July 9, 2014

Plone - the broken parts - a non-pythonic programming model

This is a loose series of blog posts about parts of Plone that I consider as broken from the prospective of a programmer. The blog entries are based on personal experiences with Plone over the last few months collected in new Plone 4.3 projects and some legacy projects but they also reflect experienced learned from other non-core Plone developers involved in these projects (developers on the customer side).

Archetypes served for than ten years as framework for building content-types in Plone. Dexterity had been designed as successor of Archetypes with the goal making the content-types development within Plone more easy with less boilerplate. Content-type development should become be more pythonic. Creating a new of a content-type in Plone in a "pythonic way" would look like this:

"obj = plone.api.content.create(some_type)
obj.id = 'foo'
obj.title = u'hello world'
obj.start_time = datetime(...)
"

This approach is in general working as long as all data are stored directly as attributes on the object itself.
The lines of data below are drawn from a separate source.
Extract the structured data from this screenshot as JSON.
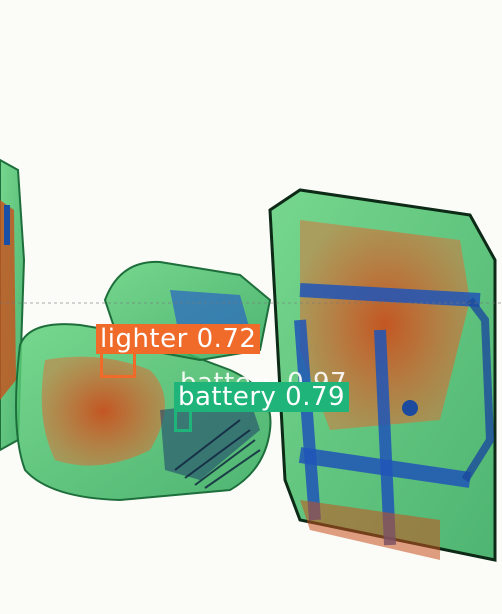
{
  "image": {
    "description_kind": "x-ray baggage scan with object detection overlays",
    "background_color": "#fbfbf8"
  },
  "detections": [
    {
      "label": "lighter",
      "score": "0.72",
      "color": "#f06a2a"
    },
    {
      "label": "battery",
      "score": "0.79",
      "color": "#1fb57a"
    }
  ],
  "overlap_ghost_text": "battery 0.97"
}
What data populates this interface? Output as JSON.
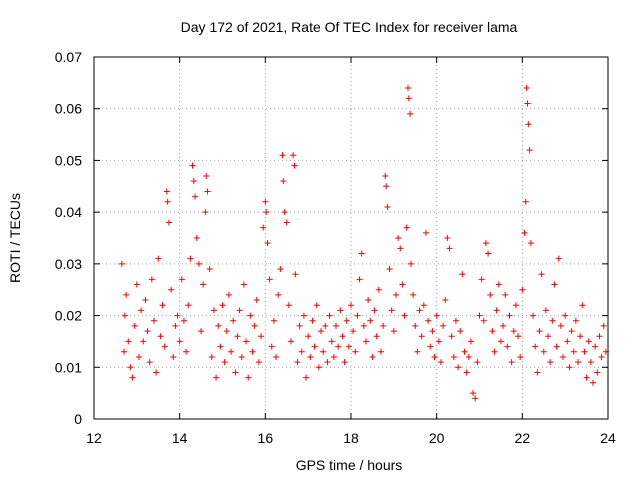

However there is a problem with the introduction of Dexterity behaviors. Behaviors can implement different storage strategies other than the standard attribute storage. So if a content-type is composed of several behaviors it is not legitimate to read and write object attributes directly that are introduced and managed by a behavior. With many behaviors you need to know which field comes from which behavior exactly. So your code may look like this:

obj = plone.api.content.create(some_type)
adapter1 = IBehavior1(obj)
adapter1.field1 = ...
adapter1.field2 = ...
adapter2 = IBehavior2(obj)
adapter2.field3 = ... 

You see the problem that this code is no longer pythonic. It exposes the Zope Component Architecture for simple object modifications to a degree that appears wild to non-core Plone developers. It is getting more scary when you need to call a content-type functionality for performing some internal processing like it is needed in plone.app.event:

from plone.app.event.dx.behaviors import data_postprocessing
from plone.app.event.dx.behaviors import IEventBasic
event = plone.api.content.create('Event')
adapter = IEventBasic(event)
adapter.start = datetime(..)
adapter.end = datetime(..)
data_postprocessing(obj, None)

This is no the point where we have a communication problem teaching Plone and Dexterity development to average developers. Such a programming model can not be taught to non-Plone people. Most people scratched their head and called what-the-fuck!?

Related topic: hooks and event subscribers. Archetypes offered a bunch of hooks (good or bad) in order to provide additional functionality inside the content-types implementation without needing to hack for example the auto-generated forms for view + edit. E.g. at_post_edit_script() could be used to perform arbitrary actions after submitting the edit form. The ZCA-ish approach are event subscribers where you can register arbitrary methods and handler for various life cycle events. This concept is in general a nice solution if you want to add external behavior to existing (3rd party code) without modifying the actual implementation. But with Dexterity this is also the only solution for hooking your own additional functionality into your own content-type.

Example: in zopyx.existdb we need to push some information from the Dexterity content-type after saving the data in Plone to a different system. This is a core functionality of the content-type we are implementing - it is not business logic, it is core functionality and therefore it should be able to implement this directly inside the content-type. Not possible with Dexterity right now. Instead the related code must be moved into an event subscriber outside the scope of the content-type implementation although it belongs to the core implementation. The result is scattered code that actually belongs together into one class. From the prospective of reading code and understanding the programming logic this is not desirable. So in the current programming model you end of with code that belongs to a particular content-type spread over the content-type class, event subscribers and browser views. So there is really a need for having a way to implement hooks in a reasonable way in the scope of the content-type class without explicit event subscribers.